Opening May 4 from 6 PM

Since the end of the 1980s, Philippe Gronon has been developing a photographic body of work whose point of departure is the definition of photography at its most simple: that is to say, a technique for creating images that records reality as it is. This statement is translated into a production protocol. The quasi-totality of the objects that are photographed (amps, safes, listing tables, writing cases, lithographic stones, electrical dashboards, the back of paintings, etc.) and more recently digitalized and scanned (martyrs, photographic frames and trays, printing frames and the digitizing machine) are all taken head-on, on a 1:1 scale.

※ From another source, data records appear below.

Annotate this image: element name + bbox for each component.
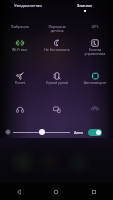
button[interactable]: Не беспокоить bbox=[40, 36, 73, 60]
button[interactable]: Автоповорот bbox=[78, 69, 111, 93]
staticText bbox=[7, 113, 33, 118]
button[interactable]: Передача данных bbox=[40, 13, 73, 37]
button[interactable]: Wi-Fi вкл. bbox=[3, 36, 36, 60]
staticText: Не беспокоить bbox=[44, 47, 70, 52]
button[interactable]: Значки bbox=[56, 0, 113, 15]
staticText: Wi-Fi вкл. bbox=[7, 47, 33, 52]
staticText: Вибрация bbox=[7, 24, 33, 29]
button[interactable]: Back bbox=[0, 183, 37, 200]
staticText: Автоповорот bbox=[82, 80, 108, 85]
button[interactable] bbox=[3, 102, 36, 126]
staticText: GPS bbox=[82, 24, 108, 29]
button[interactable]: Полет bbox=[3, 69, 36, 93]
button[interactable]: Одной рукой bbox=[40, 69, 73, 93]
button[interactable]: GPS bbox=[78, 13, 111, 37]
button[interactable]: Вибрация bbox=[3, 13, 36, 37]
button[interactable]: Уведомления bbox=[0, 0, 56, 15]
button[interactable] bbox=[88, 129, 102, 136]
staticText: Уведомления bbox=[14, 3, 42, 9]
staticText: Передача данных bbox=[44, 24, 70, 33]
button[interactable]: Home bbox=[37, 183, 75, 200]
staticText: Полет bbox=[7, 80, 33, 85]
button[interactable] bbox=[40, 102, 73, 126]
staticText: Значки bbox=[77, 3, 92, 9]
staticText bbox=[82, 113, 108, 118]
staticText: Кнопка управления bbox=[82, 47, 108, 56]
staticText: Авто bbox=[74, 130, 83, 135]
button[interactable]: Recents bbox=[75, 183, 113, 200]
button[interactable]: Кнопка управления bbox=[78, 36, 111, 60]
staticText: Одной рукой bbox=[44, 80, 70, 85]
button[interactable] bbox=[78, 102, 111, 126]
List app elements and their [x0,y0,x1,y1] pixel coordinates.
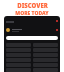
staticText: MORE TODAY [15,10,49,17]
button[interactable]: Notifications [54,20,58,24]
button[interactable] [6,36,58,40]
staticText: DISCOVER [17,2,48,10]
button[interactable] [6,27,58,33]
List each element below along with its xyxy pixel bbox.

They are cut out, isolated from any context or spatial-temporal situation, which gives them a great new formal intensity. Photographic subjects as much as objects, perfectly reproduced without being fetishes or artefacts, these motifs evade simple imagery. Their flatness and the manner in which they are framed reference the history of painting, which confers upon each photograph a pictorial quality. Moreover, their false frontal simplicity opens these images up to the discovery of a world: that of the objects that surround us, here acquiring an aura.
Philippe Gronon was born in 1964 in Rochefort. He lives and works in Malakoff.
Since 1991, he has taken part in numerous personal and collective exhibitions in France and abroad, such as: « Philippe Gronon », Frac des Pays de la Loire, Carquefou 2001; « Retournements », Musée d’Arts de Nantes, 2010; « Philippe Gronon - L’altro lato », Villa Medici, Rome, 2010; « Philippe Gronon. ‘Révéler’ », Musée Picasso-Paris, 2016; and a large-scale exhibition dedicated to his work at the Musée des beaux-arts in La Chaux-de-Fonds, Switzerland, in 2021.
His work is represented in several public collections, such as: the Musée national d’art moderne Georges Pompidou, Paris; the Louvre Museum, Paris; the Mamco, Musée d’art moderne et contemporain in Geneva, Switzerland; the Mamac, Musée d’art moderne et contemporain, Nice; the Musée de l’Elysée in Lausanne and the Musée des beaux-arts in La Chaux-de-Fonds, Switzerland.